(Source: The Miami Herald)

By Martha Brannigan, Monica Hatcher and Amy Sherman, The Miami Herald
Sep. 25--Like many American retirees, Gerry Lackey is fretting over how the turmoil in the financial markets will crimp his plans.
The retired lawyer, who counts on savings and investments for about half his income, has watched in dismay as major stock markets plummeted about 19 percent this year. "I don't know if I have enough years to allow the market to come back."
Retirees like Lackey, 69, who depend on investment income to help buy groceries and pay the bills, are among the most vulnerable groups scrambling for cover in the current market upheaval.
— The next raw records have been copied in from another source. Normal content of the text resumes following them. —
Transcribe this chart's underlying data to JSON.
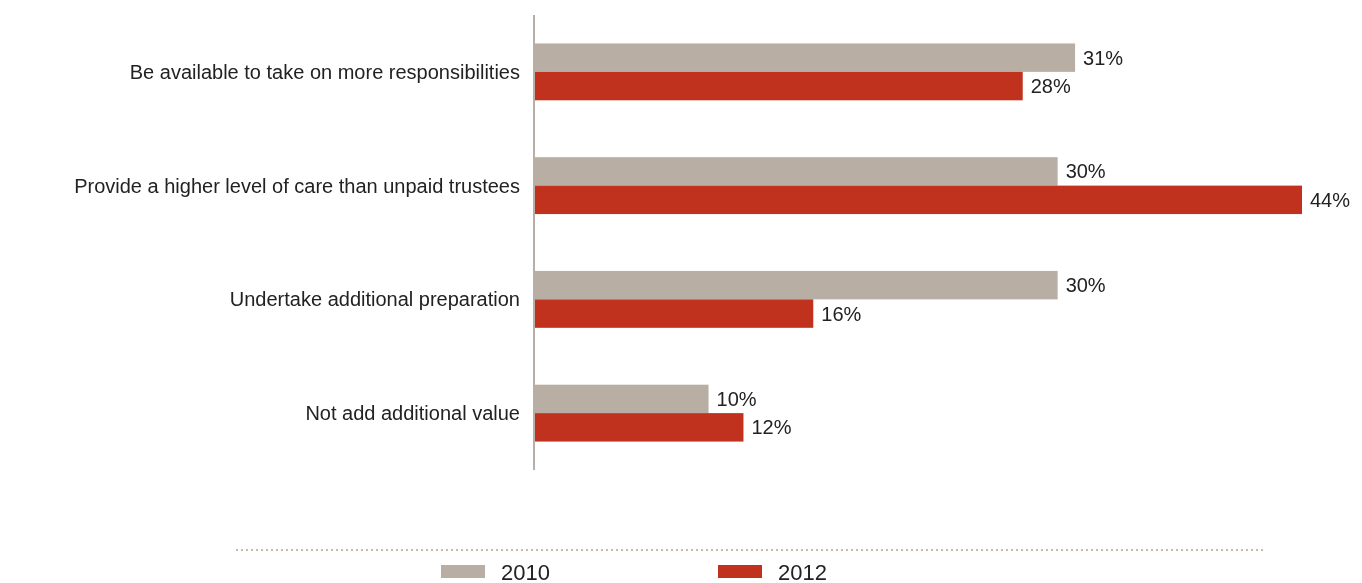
{
  "chart_data": {
    "type": "bar",
    "orientation": "horizontal",
    "categories": [
      "Be available to take on more responsibilities",
      "Provide a higher level of care than unpaid trustees",
      "Undertake additional preparation",
      "Not add additional value"
    ],
    "series": [
      {
        "name": "2010",
        "color": "#b8aea3",
        "values": [
          31,
          30,
          30,
          10
        ],
        "value_labels": [
          "31%",
          "30%",
          "30%",
          "10%"
        ]
      },
      {
        "name": "2012",
        "color": "#c0311e",
        "values": [
          28,
          44,
          16,
          12
        ],
        "value_labels": [
          "28%",
          "44%",
          "16%",
          "12%"
        ]
      }
    ],
    "legend": "bottom"
  }
}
South Florida, with its wealth of retirees, may suffer disproportionately because of its large number of older souls whose financial well being is closely tied to Wall Street.
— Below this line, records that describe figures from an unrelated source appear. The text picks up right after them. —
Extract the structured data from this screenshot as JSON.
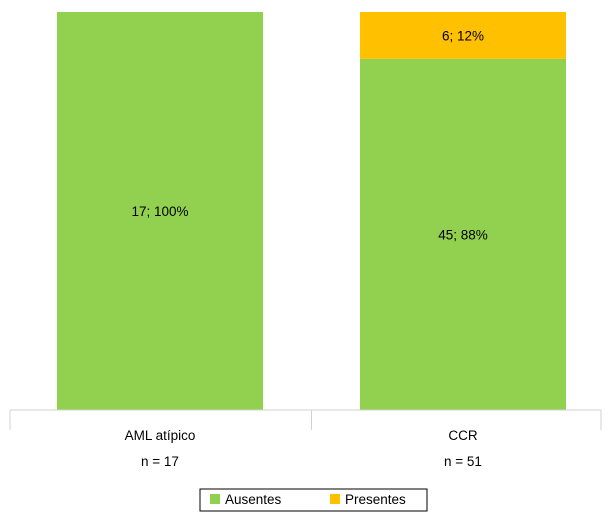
{
  "chart_data": {
    "type": "bar",
    "stacked": true,
    "normalized": true,
    "categories": [
      "AML atípico",
      "CCR"
    ],
    "category_counts": [
      "n = 17",
      "n = 51"
    ],
    "series": [
      {
        "name": "Ausentes",
        "color": "#92D050",
        "values": [
          17,
          45
        ],
        "labels": [
          "17; 100%",
          "45; 88%"
        ]
      },
      {
        "name": "Presentes",
        "color": "#FFC000",
        "values": [
          0,
          6
        ],
        "labels": [
          "",
          "6; 12%"
        ]
      }
    ],
    "ylim": [
      0,
      100
    ],
    "grid": false,
    "legend_position": "bottom"
  }
}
"This whole debacle is so much harder on older people -- approaching retirement and those in retirement," said Alicia Munnell, director of the Center for Retirement Research at Boston College. "They're jammed: They don't have the time and space to bounce back like someone in their 30s or 40s."
South Florida financial advisors and estate and trust attorneys say they are fielding numerous inquiries from nervous seniors.
"There is a high degree of concern," said Michael A. Dribin, head of the estate planning and trusts practice group at law firm Broad and Cassel in Miami. "They may not be working anymore, and so are not in a position to put new funds into their savings."
TOUGH POSITION
Experts say many older folks were already poorly positioned for their golden years, as 401(k)s and IRAs, or Individual Retirement Accounts, have replaced traditional fixed retirement plans that dole out monthly checks.
According to AARP, only 20 percent of U.S. workers are covered by old-style defined-benefit retirement plans. That means most people are left to fend for themselves: They have to look to 401(k)s and IRAs for their nest egg.
The rub is many people haven't made adequate contributions to the voluntary plans. On top of that, a lot of people have tapped their IRAs and 401(k)s indiscriminately to pay for everyday expenses, luxury purchases or vacations.
"The balances were already modest," Munnell said. "Now, to have them hit by this storm is just a death blow."
Even before the current crisis, a key problem was people thought they could retire sooner than was realistic, experts say. "Too many people retire too early. They thought the market was going to generate 10 percent to 15 percent a year," said Margaret Starner, senior vice president and financial planner with Raymond James in Coral Gables.